La conformazione del Roccolo in una foto aerea del 1943 (nel giallo la torretta).

Nelle foto aeree di Villa Ada degli anni Quaranta è ancora visibile la conformazione del sistema del Roccolo, con il prato del “tondo” contornato dal “colonnato” di alberi. Un’evidenza che nel tempo si è persa, sommersa dall’avanzare della foresta. Proprio lì dove avrebbero dovuto essere, però, ci sono ancora dei grandi alberi di frassino, possibile “memoria vegetale” di quel lontano passato.

I grandi alberi di frassino ancora presenti nella zona del Colle del Roccolo.

Ad aggiungere mistero al mistero ci sono le curiose tracce moderne sulle facciate della torretta. In particolare, sul lato Nord, spiccano gli inquietanti buchi lasciati da sei colpi di arma da fuoco (forse una pistola calibro 9).
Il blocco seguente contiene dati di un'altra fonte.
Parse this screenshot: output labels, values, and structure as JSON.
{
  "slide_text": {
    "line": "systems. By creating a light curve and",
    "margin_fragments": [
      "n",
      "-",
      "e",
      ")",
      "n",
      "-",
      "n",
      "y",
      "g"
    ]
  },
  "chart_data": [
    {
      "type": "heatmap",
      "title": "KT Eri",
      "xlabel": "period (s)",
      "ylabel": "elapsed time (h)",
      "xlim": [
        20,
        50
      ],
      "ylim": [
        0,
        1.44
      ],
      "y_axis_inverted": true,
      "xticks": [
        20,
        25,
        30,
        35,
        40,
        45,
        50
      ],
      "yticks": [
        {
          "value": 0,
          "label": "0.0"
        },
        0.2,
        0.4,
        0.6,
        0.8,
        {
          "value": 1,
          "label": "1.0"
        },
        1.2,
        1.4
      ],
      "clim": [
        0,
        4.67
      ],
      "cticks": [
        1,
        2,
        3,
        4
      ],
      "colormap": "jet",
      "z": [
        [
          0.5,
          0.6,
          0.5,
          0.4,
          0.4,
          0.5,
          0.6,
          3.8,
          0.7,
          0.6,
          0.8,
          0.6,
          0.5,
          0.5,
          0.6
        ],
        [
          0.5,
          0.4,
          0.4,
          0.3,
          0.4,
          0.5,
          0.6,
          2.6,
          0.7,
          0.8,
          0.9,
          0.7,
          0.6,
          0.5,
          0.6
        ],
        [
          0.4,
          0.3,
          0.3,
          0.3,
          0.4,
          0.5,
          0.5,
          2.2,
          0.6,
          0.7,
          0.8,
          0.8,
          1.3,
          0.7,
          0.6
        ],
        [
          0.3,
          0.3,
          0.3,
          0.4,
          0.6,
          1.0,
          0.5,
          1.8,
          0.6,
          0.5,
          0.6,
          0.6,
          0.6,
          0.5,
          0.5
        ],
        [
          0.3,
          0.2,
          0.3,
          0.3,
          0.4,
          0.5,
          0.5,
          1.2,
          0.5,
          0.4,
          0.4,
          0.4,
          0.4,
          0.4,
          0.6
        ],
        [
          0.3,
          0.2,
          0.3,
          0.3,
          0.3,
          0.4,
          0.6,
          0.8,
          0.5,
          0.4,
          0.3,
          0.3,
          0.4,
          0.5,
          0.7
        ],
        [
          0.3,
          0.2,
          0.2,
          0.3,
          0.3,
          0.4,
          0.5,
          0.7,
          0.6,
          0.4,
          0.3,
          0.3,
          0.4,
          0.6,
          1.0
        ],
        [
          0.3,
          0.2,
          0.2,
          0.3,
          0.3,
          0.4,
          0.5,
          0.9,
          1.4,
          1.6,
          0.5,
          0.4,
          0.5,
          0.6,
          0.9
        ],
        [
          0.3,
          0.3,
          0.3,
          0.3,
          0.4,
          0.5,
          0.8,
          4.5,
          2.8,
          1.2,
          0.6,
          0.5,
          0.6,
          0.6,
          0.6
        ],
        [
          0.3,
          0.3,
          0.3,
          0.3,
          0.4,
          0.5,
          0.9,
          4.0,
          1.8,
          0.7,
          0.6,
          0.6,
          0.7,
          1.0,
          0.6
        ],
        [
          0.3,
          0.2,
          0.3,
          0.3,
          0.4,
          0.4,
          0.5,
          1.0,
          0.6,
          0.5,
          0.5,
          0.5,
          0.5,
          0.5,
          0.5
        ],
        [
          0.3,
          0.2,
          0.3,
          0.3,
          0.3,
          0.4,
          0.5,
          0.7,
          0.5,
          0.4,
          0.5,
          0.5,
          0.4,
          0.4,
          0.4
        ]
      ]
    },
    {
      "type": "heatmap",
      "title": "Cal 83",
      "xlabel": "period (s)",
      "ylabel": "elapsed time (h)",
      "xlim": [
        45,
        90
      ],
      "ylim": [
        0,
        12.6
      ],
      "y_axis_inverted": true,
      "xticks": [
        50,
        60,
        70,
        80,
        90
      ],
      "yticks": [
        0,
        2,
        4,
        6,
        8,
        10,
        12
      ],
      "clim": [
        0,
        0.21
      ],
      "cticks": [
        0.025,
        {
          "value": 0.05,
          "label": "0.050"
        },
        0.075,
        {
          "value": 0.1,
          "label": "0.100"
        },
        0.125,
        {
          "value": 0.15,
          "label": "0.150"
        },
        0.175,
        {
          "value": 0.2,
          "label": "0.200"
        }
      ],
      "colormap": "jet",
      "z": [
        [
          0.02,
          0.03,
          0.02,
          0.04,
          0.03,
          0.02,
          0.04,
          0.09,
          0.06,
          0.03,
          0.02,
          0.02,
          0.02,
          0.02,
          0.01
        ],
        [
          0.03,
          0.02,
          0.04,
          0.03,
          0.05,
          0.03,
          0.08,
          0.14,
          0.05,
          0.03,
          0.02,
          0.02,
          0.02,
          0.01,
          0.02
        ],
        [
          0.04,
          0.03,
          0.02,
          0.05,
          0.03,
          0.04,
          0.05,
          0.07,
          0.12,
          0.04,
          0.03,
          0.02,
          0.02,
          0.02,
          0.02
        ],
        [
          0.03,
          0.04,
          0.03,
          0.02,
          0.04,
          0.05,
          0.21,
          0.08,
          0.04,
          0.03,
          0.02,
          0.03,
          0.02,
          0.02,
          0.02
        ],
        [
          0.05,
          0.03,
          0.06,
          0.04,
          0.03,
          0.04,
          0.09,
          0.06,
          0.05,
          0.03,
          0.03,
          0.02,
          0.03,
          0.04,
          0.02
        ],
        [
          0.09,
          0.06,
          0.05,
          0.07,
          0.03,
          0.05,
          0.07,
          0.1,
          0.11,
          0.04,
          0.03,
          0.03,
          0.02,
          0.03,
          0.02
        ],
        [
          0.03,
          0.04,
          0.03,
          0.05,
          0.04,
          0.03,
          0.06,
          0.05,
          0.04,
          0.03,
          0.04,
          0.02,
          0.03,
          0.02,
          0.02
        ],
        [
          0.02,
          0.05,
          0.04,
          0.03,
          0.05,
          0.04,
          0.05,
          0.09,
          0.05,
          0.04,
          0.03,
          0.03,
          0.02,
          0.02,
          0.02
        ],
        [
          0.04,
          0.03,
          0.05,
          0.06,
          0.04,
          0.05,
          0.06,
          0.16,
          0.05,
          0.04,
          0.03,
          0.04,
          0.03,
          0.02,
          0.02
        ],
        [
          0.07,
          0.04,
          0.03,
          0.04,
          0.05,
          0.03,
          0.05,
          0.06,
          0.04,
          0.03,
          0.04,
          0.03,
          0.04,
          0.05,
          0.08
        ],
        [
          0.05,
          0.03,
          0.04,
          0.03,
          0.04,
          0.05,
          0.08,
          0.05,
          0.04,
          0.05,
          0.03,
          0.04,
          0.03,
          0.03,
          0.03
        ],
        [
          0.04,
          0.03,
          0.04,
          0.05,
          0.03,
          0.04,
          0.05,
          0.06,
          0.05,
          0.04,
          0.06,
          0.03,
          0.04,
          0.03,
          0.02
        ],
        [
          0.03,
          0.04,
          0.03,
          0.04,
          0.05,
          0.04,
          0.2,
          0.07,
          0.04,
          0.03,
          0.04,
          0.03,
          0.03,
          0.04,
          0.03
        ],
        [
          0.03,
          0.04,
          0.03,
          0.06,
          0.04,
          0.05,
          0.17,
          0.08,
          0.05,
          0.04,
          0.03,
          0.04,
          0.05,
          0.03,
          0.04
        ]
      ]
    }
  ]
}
Vi sono poi molte scritte spray che richiamano slogan dei movimenti di protesta degli anni Sessanta e Settanta del secolo scorso.

I buchi dei segni di proiettile sulla facciata della torretta.

Si va dalle più violente (“Plastico al potere” e “Armi agli operai”) a quelle più comuni (“È giusto ribellarsi”, “È vietato vietare” e “Potere ai piccoli”), riferite alla droga (“Rolla rolla non smetter per lo spinello libero a prezzo popolare” e “Mariuana libera”) e con riferimento ad un utilizzo dell’edificio (“W la vita in comune questa casa è tutto quello che piace…”). Sono presenti anche una colorata bandiera dei Viet Cong (con silhouette di un combattente armato) e la scritta “Any Given Sunday” (“Ogni maledetta domenica”, film del 1999 diretto da Oliver Stone e con Al Pacino).

La colorata bandiera dei Viet Cong su una delle facciate della torretta del Roccolo.

I Roccoli hanno una grande valenza storica e paesaggistica: gli impianti venivano progettati secondo regole precise, erano complessi da realizzare e difficili da mantenere (il “roccolatore” doveva essere sia giardiniere che ornitologo). Di recente in diverse Regioni italiane sono state avviate operazioni di recupero – un ottimo esempio è quello del Roccolo Mosaner al Sauch in Trentino – naturalmente sarebbe auspicabile che ciò avvenisse anche per la messa in sicurezza della torretta di Villa Ada, che il Piano di utilizzo approvato dal Campidoglio nel 1994 destinava ad ospitare attrezzature informativo-didattiche per il parco. Di recente il Dipartimento Tutela Ambientale del Campidoglio ha affidato ad una stagista la realizzazione di uno studio storico e di un progetto di restauro della torretta. Speriamo sia il primo passo per la rinascita del Roccolo del “Re cacciatore”.